How to Recover after your First Race
Congratulations, you have just completed your first race or you’ve just gone up a distance! What do you do now? How is it best to recover?
For someone new to racing, everything goes into planning for your big day but very little consideration is given to the hours or days after the event (except perhaps which food or drink you want to ‘smash’ on the finish line...!). Without introducing too strict a regime, some small considerations can be really helpful to get you back moving in good time to make the Monday morning coffee conversation about how well you are doing after such a big endurance feat!
What should you be doing to recover after an event?
There are distinct phases which demand your attention. Firstly, the few hours after your event, then the next few days and finally longer term; the next couple of weeks or so. As mentioned before, it is less about introducing a strict regime that takes the fun out of racing, but more about helping you bounce back into your normal life.
The immediate aftermath
Straight after an event the importance needs to be given to re-fuelling and re-hydration. Some form of protein needs to be consumed within minutes after an event (Female athletes this should be less than 20 mins. Male athletes you have little longer). This is to help the recovery process and rebuild muscle that you have broken down during the event. However, you should also be looking to rehydrate as well. It will be very tricky to finish the race hydrated so allow for this fact (especially on warm days). Start rehydrating immediately. Salty drinks are really good for this. Having another sweet drink isn’t going to be top of your list and as part of a sponsorship of an event, this can usually be the first option at the finish line! Many people reach for a beer. There is certainly no harm in having a celebratory couple, but remember you probably have to drive back and also it will start dehydrating you fairly quickly if you are having more than one or two!

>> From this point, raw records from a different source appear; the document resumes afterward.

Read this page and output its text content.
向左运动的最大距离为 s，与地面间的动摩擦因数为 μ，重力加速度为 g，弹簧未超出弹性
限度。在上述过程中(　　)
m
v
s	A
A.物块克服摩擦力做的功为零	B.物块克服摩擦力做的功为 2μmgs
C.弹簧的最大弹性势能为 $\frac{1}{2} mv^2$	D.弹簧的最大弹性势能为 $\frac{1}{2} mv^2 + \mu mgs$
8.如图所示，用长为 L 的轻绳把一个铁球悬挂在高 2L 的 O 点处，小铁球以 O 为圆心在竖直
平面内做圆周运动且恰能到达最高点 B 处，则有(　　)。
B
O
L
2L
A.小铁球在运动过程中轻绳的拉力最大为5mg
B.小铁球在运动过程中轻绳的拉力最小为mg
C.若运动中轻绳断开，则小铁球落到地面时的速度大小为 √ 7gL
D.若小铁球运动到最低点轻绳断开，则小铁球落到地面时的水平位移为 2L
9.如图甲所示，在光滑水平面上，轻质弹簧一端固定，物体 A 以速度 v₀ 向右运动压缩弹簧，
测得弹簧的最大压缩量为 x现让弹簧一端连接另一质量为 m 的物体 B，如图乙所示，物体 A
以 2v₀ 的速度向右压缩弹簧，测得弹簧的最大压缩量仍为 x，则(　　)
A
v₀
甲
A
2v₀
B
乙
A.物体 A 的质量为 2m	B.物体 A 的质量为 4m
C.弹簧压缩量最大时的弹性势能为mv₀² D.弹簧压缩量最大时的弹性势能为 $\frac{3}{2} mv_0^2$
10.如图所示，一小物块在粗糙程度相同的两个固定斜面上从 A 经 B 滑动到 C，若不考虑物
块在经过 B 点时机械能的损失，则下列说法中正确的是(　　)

You should also be mindful of the conditions and get warm or keep cool straight after the event. Make sure you bring layers and if possible a change of clothing (at least in your car) so you can keep warm after an event. It is also worth packing some baby wipes if there are not showers on site to help freshen yourself up after the event (your support crew will thank you!).
The next few days
You have just completed your first race - now what? Well for a start you need to reflect and celebrate. You should be really proud of your achievement and you should celebrate your success. Either just recognising it or perhaps going out for dinner with some family or friends is a wonderful way to relax after having completed one of your goals. The change of focus will be good for you and it will force some time off which will actually help you recover!
It is also worth doing some form of reflection on the race. “What went well?” and “what would you do differently?” are two important questions to ask yourself to gain an insight on your race performance and try to learn from the experience for next time. For example, it may be something as simple as arrive 30 mins earlier than anticipated to allow for traffic! Or, it may be more substantial like doing more brick sessions. Both are useful things to remind yourself for next time, so write them down while you can!
Otherwise, take these next few days nice and easy. Maybe jump back into an easy club session but sit at the back of your group, do some shorter and gentle bike rides or easy runs to keep moving and maybe have a sports massage to loosen off any muscles that are particularly tight. All in all, take it easy though. No need to rush back, your body will thank you for this later!
What next?
Depending on the length of your event, the above process may be extended by a few days. However, eventually you will want to return to proper training. The easiest way to do that is to have another event lined up or to sign up for an event after you have completed your first one. This will firstly help you with motivation and secondly it will help you recover from the post race blues where you end up feeling down due to the achievement of your race being over. In the extreme, Olympians get this after the four year build into the Games. Afterwards they lose purpose and can get quite low or even depressed. So take a leaf out of their book and refocus your mind and energy onto something new or exciting. For example, if you have done your first sprint distance race, focussing on a fast park run a couple of weeks later can be a great motivator.
Finally review your action points from the reflections you made in the days after the event. What can you work on next to be a better athlete and indeed a better person? How are you going to do that? Maybe review the results sheet? How could you get into the next bracket: Top half of the race, top third of your age category, maybe top 10, or even a podium? There is always another step, the question is what will yours be?